I’ve previously written about IBM Watson, its success in “Jeopardy!” and some of the future applications that its developers envisaged for it. IBM has moved the technology towards the mainstream in a number of presentations at the
I’ve previously written about IBM Watson, its success in “Jeopardy!” and some of the future applications that its developers envisaged for it. IBM has moved the technology towards the mainstream in a number of presentations at the Information on Demand (IOD) Conference in Las Vegas last week.

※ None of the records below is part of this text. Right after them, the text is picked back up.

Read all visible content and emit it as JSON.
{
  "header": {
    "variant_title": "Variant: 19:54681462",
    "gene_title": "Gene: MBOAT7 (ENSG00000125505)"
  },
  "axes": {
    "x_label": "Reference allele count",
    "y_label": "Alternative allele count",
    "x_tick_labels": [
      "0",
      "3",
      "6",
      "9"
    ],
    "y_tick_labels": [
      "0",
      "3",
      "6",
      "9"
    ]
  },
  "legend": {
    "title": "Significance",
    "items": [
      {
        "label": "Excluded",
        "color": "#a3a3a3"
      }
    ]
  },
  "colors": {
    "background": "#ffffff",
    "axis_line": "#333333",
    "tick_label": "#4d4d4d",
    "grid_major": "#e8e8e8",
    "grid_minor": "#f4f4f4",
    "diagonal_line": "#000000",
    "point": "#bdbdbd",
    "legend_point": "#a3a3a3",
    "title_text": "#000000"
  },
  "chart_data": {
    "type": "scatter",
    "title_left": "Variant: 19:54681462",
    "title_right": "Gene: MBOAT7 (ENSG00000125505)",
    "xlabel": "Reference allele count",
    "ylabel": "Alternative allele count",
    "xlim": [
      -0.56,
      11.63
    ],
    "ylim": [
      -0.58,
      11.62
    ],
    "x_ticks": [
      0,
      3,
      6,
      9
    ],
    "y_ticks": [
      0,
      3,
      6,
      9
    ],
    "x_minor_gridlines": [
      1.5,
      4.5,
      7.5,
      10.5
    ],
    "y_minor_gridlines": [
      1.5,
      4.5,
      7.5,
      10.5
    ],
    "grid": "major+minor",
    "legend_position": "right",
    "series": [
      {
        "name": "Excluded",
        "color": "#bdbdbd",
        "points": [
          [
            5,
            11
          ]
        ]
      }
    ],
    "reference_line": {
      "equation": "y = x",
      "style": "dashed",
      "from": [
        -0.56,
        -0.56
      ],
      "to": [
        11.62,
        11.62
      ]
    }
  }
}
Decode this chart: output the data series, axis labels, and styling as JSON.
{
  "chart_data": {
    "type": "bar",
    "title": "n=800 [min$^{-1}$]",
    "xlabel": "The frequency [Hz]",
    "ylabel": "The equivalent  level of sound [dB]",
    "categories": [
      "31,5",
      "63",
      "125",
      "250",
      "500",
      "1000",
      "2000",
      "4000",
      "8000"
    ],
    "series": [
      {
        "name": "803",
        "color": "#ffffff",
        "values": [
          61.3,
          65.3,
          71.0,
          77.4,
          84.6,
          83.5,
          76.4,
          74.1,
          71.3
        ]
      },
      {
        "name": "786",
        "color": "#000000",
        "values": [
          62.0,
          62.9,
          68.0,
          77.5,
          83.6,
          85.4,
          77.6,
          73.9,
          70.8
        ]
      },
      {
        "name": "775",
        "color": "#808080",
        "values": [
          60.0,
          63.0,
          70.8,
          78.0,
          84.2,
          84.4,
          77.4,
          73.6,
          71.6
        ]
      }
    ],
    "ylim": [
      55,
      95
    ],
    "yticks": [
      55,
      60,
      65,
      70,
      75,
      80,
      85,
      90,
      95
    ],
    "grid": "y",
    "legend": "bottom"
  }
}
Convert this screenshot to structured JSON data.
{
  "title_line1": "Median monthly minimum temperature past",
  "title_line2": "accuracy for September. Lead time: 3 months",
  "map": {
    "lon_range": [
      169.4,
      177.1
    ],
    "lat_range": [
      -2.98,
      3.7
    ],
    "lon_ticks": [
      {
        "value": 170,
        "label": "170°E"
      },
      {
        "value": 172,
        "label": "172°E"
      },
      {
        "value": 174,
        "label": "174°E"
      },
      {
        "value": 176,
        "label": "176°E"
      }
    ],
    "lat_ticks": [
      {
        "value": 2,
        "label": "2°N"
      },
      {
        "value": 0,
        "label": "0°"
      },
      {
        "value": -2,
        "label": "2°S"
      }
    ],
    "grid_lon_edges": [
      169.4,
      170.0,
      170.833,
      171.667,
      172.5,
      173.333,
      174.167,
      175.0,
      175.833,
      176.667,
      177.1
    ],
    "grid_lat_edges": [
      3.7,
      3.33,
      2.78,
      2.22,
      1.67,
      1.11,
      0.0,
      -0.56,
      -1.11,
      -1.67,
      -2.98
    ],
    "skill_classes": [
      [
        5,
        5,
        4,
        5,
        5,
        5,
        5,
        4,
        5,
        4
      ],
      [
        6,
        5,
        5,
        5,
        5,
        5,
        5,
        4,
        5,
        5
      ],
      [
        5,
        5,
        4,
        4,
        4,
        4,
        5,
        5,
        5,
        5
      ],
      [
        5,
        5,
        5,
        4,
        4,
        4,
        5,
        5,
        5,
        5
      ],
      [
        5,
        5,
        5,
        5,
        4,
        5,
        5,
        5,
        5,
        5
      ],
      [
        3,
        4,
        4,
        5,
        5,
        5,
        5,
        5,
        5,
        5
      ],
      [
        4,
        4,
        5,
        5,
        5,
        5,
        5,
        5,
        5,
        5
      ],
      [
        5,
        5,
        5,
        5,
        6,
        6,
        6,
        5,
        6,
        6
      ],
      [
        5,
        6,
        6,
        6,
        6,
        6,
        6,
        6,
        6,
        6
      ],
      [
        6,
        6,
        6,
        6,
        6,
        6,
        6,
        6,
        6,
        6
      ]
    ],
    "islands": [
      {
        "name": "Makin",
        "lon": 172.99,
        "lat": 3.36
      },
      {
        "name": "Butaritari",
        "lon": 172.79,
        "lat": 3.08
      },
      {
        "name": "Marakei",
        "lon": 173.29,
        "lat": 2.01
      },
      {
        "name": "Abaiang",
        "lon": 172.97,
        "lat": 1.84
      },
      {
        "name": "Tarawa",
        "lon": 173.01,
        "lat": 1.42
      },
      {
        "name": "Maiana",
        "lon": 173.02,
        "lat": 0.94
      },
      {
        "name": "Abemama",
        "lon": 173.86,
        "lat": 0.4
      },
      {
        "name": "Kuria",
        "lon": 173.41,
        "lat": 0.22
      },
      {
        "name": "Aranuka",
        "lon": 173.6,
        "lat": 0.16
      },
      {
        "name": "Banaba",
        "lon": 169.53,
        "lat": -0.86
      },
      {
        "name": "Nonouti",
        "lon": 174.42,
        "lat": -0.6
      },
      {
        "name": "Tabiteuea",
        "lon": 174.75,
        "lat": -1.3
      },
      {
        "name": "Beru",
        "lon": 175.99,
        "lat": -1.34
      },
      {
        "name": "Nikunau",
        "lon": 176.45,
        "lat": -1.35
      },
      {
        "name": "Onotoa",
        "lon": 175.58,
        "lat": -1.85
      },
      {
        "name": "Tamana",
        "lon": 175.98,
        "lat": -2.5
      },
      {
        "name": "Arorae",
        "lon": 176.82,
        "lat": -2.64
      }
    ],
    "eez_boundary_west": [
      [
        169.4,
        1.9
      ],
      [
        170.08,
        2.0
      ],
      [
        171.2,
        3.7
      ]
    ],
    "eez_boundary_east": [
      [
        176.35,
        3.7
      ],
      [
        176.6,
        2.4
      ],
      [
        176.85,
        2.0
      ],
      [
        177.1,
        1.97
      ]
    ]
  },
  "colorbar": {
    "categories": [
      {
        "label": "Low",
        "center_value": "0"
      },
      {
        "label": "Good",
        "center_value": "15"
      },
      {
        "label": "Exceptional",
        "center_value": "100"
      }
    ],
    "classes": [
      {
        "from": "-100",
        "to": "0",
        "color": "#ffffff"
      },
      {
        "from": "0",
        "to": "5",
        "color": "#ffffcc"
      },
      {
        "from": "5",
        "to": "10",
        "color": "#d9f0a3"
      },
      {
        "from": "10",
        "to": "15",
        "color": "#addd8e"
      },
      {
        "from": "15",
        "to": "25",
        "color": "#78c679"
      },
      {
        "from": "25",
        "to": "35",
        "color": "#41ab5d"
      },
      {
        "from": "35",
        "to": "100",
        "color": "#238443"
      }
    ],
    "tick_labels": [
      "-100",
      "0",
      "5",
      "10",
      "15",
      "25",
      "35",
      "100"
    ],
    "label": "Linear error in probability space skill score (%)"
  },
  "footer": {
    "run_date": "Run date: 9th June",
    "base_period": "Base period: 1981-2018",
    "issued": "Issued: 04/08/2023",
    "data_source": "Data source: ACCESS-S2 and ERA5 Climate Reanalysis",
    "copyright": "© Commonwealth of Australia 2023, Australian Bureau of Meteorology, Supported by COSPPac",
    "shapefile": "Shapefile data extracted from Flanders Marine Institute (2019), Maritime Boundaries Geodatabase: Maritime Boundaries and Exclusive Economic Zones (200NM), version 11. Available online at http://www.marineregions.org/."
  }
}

While Watson works well beyond the normal bounds of BI, analyzing and reasoning in soft (unstructured) information, the underlying computer hardware is very much the same (albeit faster and bigger) as we have used since the beginnings of the computer era.
But, I was intrigued by an announcement that IBM made in August last that I came across a few weeks ago:
“18 Aug 2011: Today, IBM researchers unveiled a new generation of experimental computer chips designed to emulate the brain’s abilities for perception, action and cognition. The technology could yield many orders of magnitude less power consumption and space than used in today’s computers.
In a sharp departure from traditional concepts in designing and building computers, IBM’s first neurosynaptic computing chips recreate the phenomena between spiking neurons and synapses in biological systems, such as the brain, through advanced algorithms and silicon circuitry. Its first two prototype chips have already been fabricated and are currently undergoing testing.
“Called cognitive computers, systems built with these chips won’t be programmed the same way traditional computers are today. Rather, cognitive computers are expected to learn through experiences, find correlations, create hypotheses, and remember – and learn from – the outcomes, mimicking the brains structural and synaptic plasticity… The goal of SyNAPSE is to create a system that not only analyzes complex information from multiple sensory modalities at once, but also dynamically rewires itself as it interacts with its environment – all while rivaling the brain’s compact size and low power usage.”
Please excuse the long quote, but, for once :-), the press release says it as well as I could! For further details and links to some fascinating videos, see here.
What reminded me of this development was another blog post from Jim Lee in Resilience Economics entitled “Why The Future Of Work Will Make Us More Human”. I really like the idea of this, but I’m struggling with it on two fronts.
Quoting David Autor, an economist at MIT, Jim argues that that outsourcing and “othersourcing” of jobs to other countries and machines respectively are polarizing labor markets towards opposite ends of the skills spectrum: low-paying service-oriented jobs that require personal interaction and the manipulation of machinery in unpredictable environments at one end and well-paid jobs that require creativity, ambiguity, and high levels of personal training and judgment at the other. The center-ground – a vast swathe of mundane, repetitive work that computers do much better than us – will disappear. These are jobs involving middle-skilled cognitive and productive activities that follow clear and easily understood procedures and can reliably be transcribed into software instructions or subcontracted to overseas labor. This will leave two types of work for humans: “The job opportunities of the future require either high cognitive skills, or well-developed personal skills and common sense,” says Lee in summary.
My first concern is the either-or in the above approach; I believe that high cognitive skills are part and parcel of well-developed personal skills and common sense. At which end of this polarization would you place teaching, for example? Education (in the real meaning of the word – from the Latin “to draw out” – as opposed to hammering home) spans both ends of the spectrum.
From the point of view of technology, my second concern is that our understanding of where computing will take us, even in the next few years, has been blown wide open, first by Watson and now by neurosynaptic computing. What we’ve seen in Watson is a move from Boolean logic and numerically focused computing to a way of using and understand and using soft information that is much closer to the way humans deal with it. Of course, it’s still far from human. But, with an attempt to “emulate the brain’s abilities for perception, action and cognition”, I suspect we’ll be in for some interesting developments in the next few years. Anyone else remember HAL from “2001, A Space Odessey”?